The headline finding from the project is that the Southeast, including Texas, has surpassed the Northeast as the largest GDP-producing region in the United States. Moore said this is the first time in two hundred and fifty years of American economic history that the northeastern corridor, encompassing Boston, New York, Philadelphia, and Washington, has not led the country in output. The shift reflects decades of accumulated consequences from high taxes, heavy regulation, forced union policies, and hostile business environments in states like New York, Illinois, and California, which have driven businesses and high-income residents to Florida, Texas, Tennessee, Utah, and the Carolinas.

The adjusted gross income migration data illustrates the scale of the damage. Between 2012 and 2023, Illinois lost a cumulative $321 billion in adjusted gross income to out-migration. California, with four times Illinois’s population, lost $382 billion over the same period, meaning that on a per capita basis Illinois’s hemorrhage is actually worse than California’s. Florida, by contrast, gained more than one trillion dollars in adjusted gross income during the same decade. Moore said the contrast could not be more stark or more damning, and that the failure of blue state political leaders to adjust course in response to these numbers reflects a political dynamic in which the departure of productive, higher-income residents actually reinforces the governing coalition that drove them away.

Moore highlighted Washington State as a cautionary tale for any remaining blue state that had managed to avoid the worst outcomes by maintaining competitive tax policy. Washington was one of nine states with no income tax, and the absence of that tax was directly connected to the founding and growth of Amazon, Microsoft, and Starbucks in the Seattle area.
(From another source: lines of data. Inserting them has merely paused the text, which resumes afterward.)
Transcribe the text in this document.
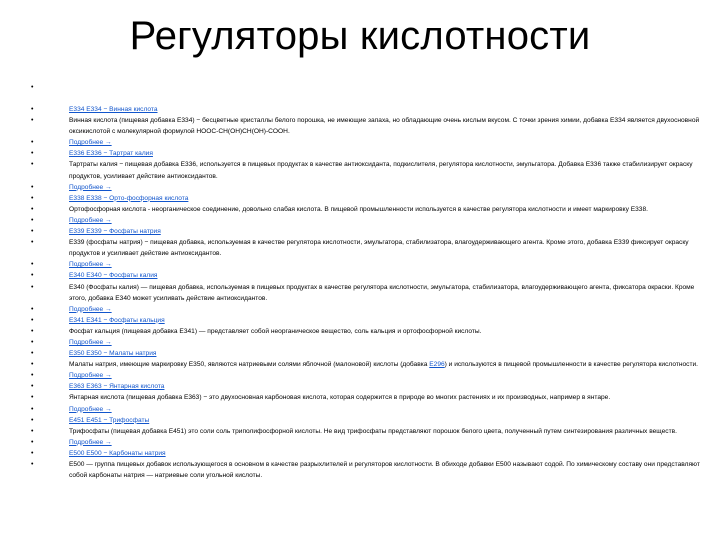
Регуляторы кислотности
•
• E334 E334 − Винная кислота
• Винная кислота (пищевая добавка Е334) − бесцветные кристаллы белого порошка, не имеющие запаха, но обладающие очень кислым вкусом. С точки зрения химии, добавка Е334 является двухосновной оксикислотой с молекулярной формулой HOOC-CH(OH)CH(OH)-COOH.
• Подробнее →
• E336 E336 − Тартрат калия
• Тартраты калия − пищевая добавка Е336, используется в пищевых продуктах в качестве антиоксиданта, подкислителя, регулятора кислотности, эмульгатора. Добавка Е336 также стабилизирует окраску продуктов, усиливает действие антиоксидантов.
• Подробнее →
• E338 E338 − Орто-фосфорная кислота
• Ортофосфорная кислота - неорганическое соединение, довольно слабая кислота. В пищевой промышленности используется в качестве регулятора кислотности и имеет маркировку Е338.
• Подробнее →
• E339 E339 − Фосфаты натрия
• Е339 (фосфаты натрия) − пищевая добавка, используемая в качестве регулятора кислотности, эмульгатора, стабилизатора, влагоудерживающего агента. Кроме этого, добавка Е339 фиксирует окраску продуктов и усиливает действие антиоксидантов.
• Подробнее →
• E340 E340 − Фосфаты калия
• Е340 (Фосфаты калия) — пищевая добавка, используемая в пищевых продуктах в качестве регулятора кислотности, эмульгатора, стабилизатора, влагоудерживающего агента, фиксатора окраски. Кроме этого, добавка Е340 может усиливать действие антиоксидантов.
• Подробнее →
• E341 E341 − Фосфаты кальция
• Фосфат кальция (пищевая добавка Е341) — представляет собой неорганическое вещество, соль кальция и ортофосфорной кислоты.
• Подробнее →
• E350 E350 − Малаты натрия
• Малаты натрия, имеющие маркировку Е350, являются натриевыми солями яблочной (малоновой) кислоты (добавка Е296) и используются в пищевой промышленности в качестве регулятора кислотности.
• Подробнее →
• E363 E363 − Янтарная кислота
• Янтарная кислота (пищевая добавка Е363) − это двухосновная карбоновая кислота, которая содержится в природе во многих растениях и их производных, например в янтаре.
• Подробнее →
• E451 E451 − Трифосфаты
• Трифосфаты (пищевая добавка Е451) это соли соль триполифосфорной кислоты. Не вид трифосфаты представляют порошок белого цвета, полученный путем синтезирования различных веществ.
• Подробнее →
• E500 E500 − Карбонаты натрия
• Е500 — группа пищевых добавок использующегося в основном в качестве разрыхлителей и регуляторов кислотности. В обиходе добавки Е500 называют содой. По химическому составу они представляют собой карбонаты натрия — натриевые соли угольной кислоты.
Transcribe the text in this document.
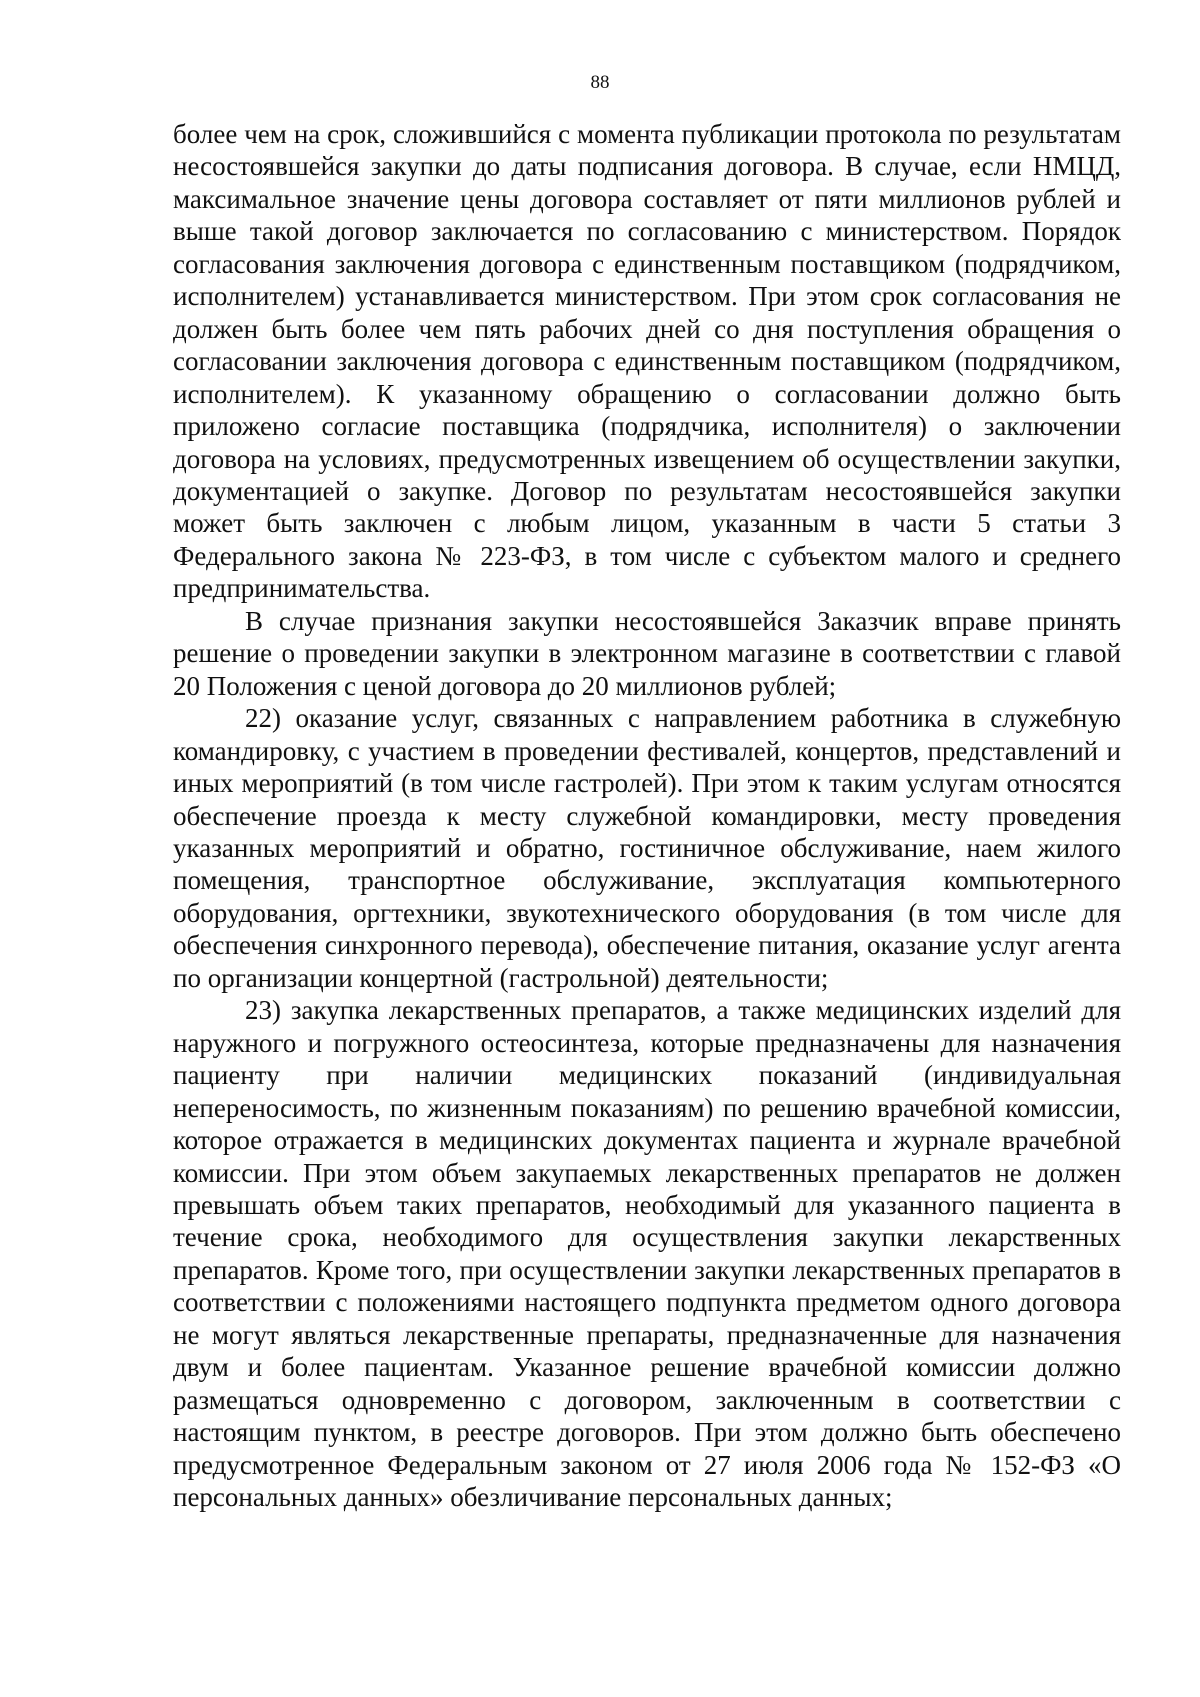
88

более чем на срок, сложившийся с момента публикации протокола по результатам несостоявшейся закупки до даты подписания договора. В случае, если НМЦД, максимальное значение цены договора составляет от пяти миллионов рублей и выше такой договор заключается по согласованию с министерством. Порядок согласования заключения договора с единственным поставщиком (подрядчиком, исполнителем) устанавливается министерством. При этом срок согласования не должен быть более чем пять рабочих дней со дня поступления обращения о согласовании заключения договора с единственным поставщиком (подрядчиком, исполнителем). К указанному обращению о согласовании должно быть приложено согласие поставщика (подрядчика, исполнителя) о заключении договора на условиях, предусмотренных извещением об осуществлении закупки, документацией о закупке. Договор по результатам несостоявшейся закупки может быть заключен с любым лицом, указанным в части 5 статьи 3 Федерального закона № 223-ФЗ, в том числе с субъектом малого и среднего предпринимательства.

В случае признания закупки несостоявшейся Заказчик вправе принять решение о проведении закупки в электронном магазине в соответствии с главой 20 Положения с ценой договора до 20 миллионов рублей;

22) оказание услуг, связанных с направлением работника в служебную командировку, с участием в проведении фестивалей, концертов, представлений и иных мероприятий (в том числе гастролей). При этом к таким услугам относятся обеспечение проезда к месту служебной командировки, месту проведения указанных мероприятий и обратно, гостиничное обслуживание, наем жилого помещения, транспортное обслуживание, эксплуатация компьютерного оборудования, оргтехники, звукотехнического оборудования (в том числе для обеспечения синхронного перевода), обеспечение питания, оказание услуг агента по организации концертной (гастрольной) деятельности;

23) закупка лекарственных препаратов, а также медицинских изделий для наружного и погружного остеосинтеза, которые предназначены для назначения пациенту при наличии медицинских показаний (индивидуальная непереносимость, по жизненным показаниям) по решению врачебной комиссии, которое отражается в медицинских документах пациента и журнале врачебной комиссии. При этом объем закупаемых лекарственных препаратов не должен превышать объем таких препаратов, необходимый для указанного пациента в течение срока, необходимого для осуществления закупки лекарственных препаратов. Кроме того, при осуществлении закупки лекарственных препаратов в соответствии с положениями настоящего подпункта предметом одного договора не могут являться лекарственные препараты, предназначенные для назначения двум и более пациентам. Указанное решение врачебной комиссии должно размещаться одновременно с договором, заключенным в соответствии с настоящим пунктом, в реестре договоров. При этом должно быть обеспечено предусмотренное Федеральным законом от 27 июля 2006 года № 152-ФЗ «О персональных данных» обезличивание персональных данных;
The state recently passed a ten percent income tax on millionaires, and Moore said Microsoft has already begun moving facilities out of Washington state in response, a process he predicted will start slowly and then accelerate dramatically, following the same pattern seen in every other state that has targeted high earners with punitive rates.

He also flagged the emerging trend of wealth tax proposals spreading across blue states, with at least seven states now considering some form of wealth tax in addition to high income taxes. Moore said the pattern is historically consistent and economically predictable: wealth taxes and high income taxes do not redistribute income, they redistribute people, and the people who leave take their economic activity, their philanthropy, their investment capital, and the jobs they create with them. He noted that just the threat of a California wealth tax that has not yet passed caused five of the state’s wealthiest residents to relocate within the past three months.

On education spending, Moore pointed to data showing that blue states spend approximately fifty percent more per pupil than red states while producing test scores that are essentially identical. He said the spending differential flows largely to teachers unions rather than to classroom instruction, and that Illinois is among the most egregious examples of a state where union power has captured both the city school system and the broader state education budget without producing any measurable improvement in student outcomes.

He pushed back on a strain of populist conservative commentary he associated with what he called national conservatives, who argue that the middle class has made no economic progress over the past several decades and that wealth is concentrating entirely at the top. Moore called this claim flatly false, citing data showing that the average middle-class American family has roughly thirty-five percent higher living standards today than when Ronald Reagan took office. He acknowledged that the middle class is in a sense shrinking, but said the shrinkage is almost entirely explained by upward mobility into the upper middle class and upper income brackets rather than by downward movement into poverty. The narrative of a stagnant or declining middle class, he said, borrows more from Bernie Sanders than from any honest reading of the economic data.